Would like to know so we don’t end up doing 8 hours extra work only for it to not work. Thanks again for your help. Wondering because if it does end up being like that, I’m afraid our ML model wont be as accurate as it needs to be, especially when we start doing a whole class room. If that is the case :frowning:, I am thinking it will be better to just do it through the Jetson Nano solely so we can collect larger data sets.

Sincerely,

Justin

I think the time limit is for the training of the models.
This will depend on how many classes are in the 1100 images.

I have 2 classes, seatempty/seattaken. Although, I was using a lot of bounding boxes (trying to make it as accurate as possible) and was still getting python errors and timeout errors. I’m assuming this has to do with the processing power/ram usage. I’m not sure how long it would have taken honestly. Just want to know before I take another 700+ pictures and only to have it not work again.

Thank you for your reply!

I really do not know how much time is required to train these images. As we mentioned before the limitation is per job. I would say give it a try once and see if 1000 images can be trained in 60 minutes.

I have, I tried increasing the images to just over 500+ and was getting python error line 10 or something like that, didn’t save the error as I needed to present to class so I had to go delete another 200+ images again and retrain it.

So I’m guessing this is just for basic applications, if you wanted to do more you would need more or something is bugging out for me… I was able to do 25 epochs 2 days ago when he increased my time but yesterday after trying to add more data (images/bounding boxes), kept giving my python errors after epoch 1 or it would error out at epoch 23 (definitely not taking 60 minutes, more like 20-25 minutes).
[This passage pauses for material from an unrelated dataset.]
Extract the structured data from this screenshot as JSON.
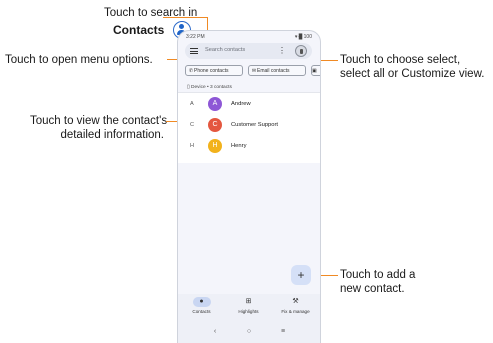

IDK what is going on but I’m guessing ill just have to do everything on the Nano from now on.

I thought this would be a great tool to show people that don’t know about it yet but its actually causing me more stress than anything when you think its going to train your model then crashes (not due to time running out/resources, just gives me some python error on line 10 I believe or something like that, should have saved the error, but, I was iin a hurry). So the model I have trained now is only about 423 images I believe, when I tried increasing that to 600+ it gave me the same errors.

Any help would be appreciated but I’m guessing what we’re trying to do is just too much for edge.

Thanks for the reply.

Would it be possible to share the python error you are facing, please?
I will see if we can increase the training time. @louis is this still possible?

The OOMKilled issue is a memory related issue.
We are using by default 4GB RAM containers for the training.

I’ll increase the default for your project too (while keeping the training time limit to 60 minutes). That should help, let me know if you have any more issues.

Regards,

Louis

Thank you so much guys, really appreciate the help! Will keep you guys updated, if I get the python error again will post ASAP. Once I deleted more images it went away and was able to train again. Maybe it had something to do with the images or # of bounding boxes I was using?

Really appreciate everything and all the help!

1 Like

@jumill87 - also answered on another thread, but just for people finding this thread instead: we’ve upped the memory limits for all jobs to be less stringent (they can go over memory limits without being killed immediately) and this should resolve all OOMKilled issues. We’re monitoring actively to see if any others happen and can tweak the limits if that’s the case.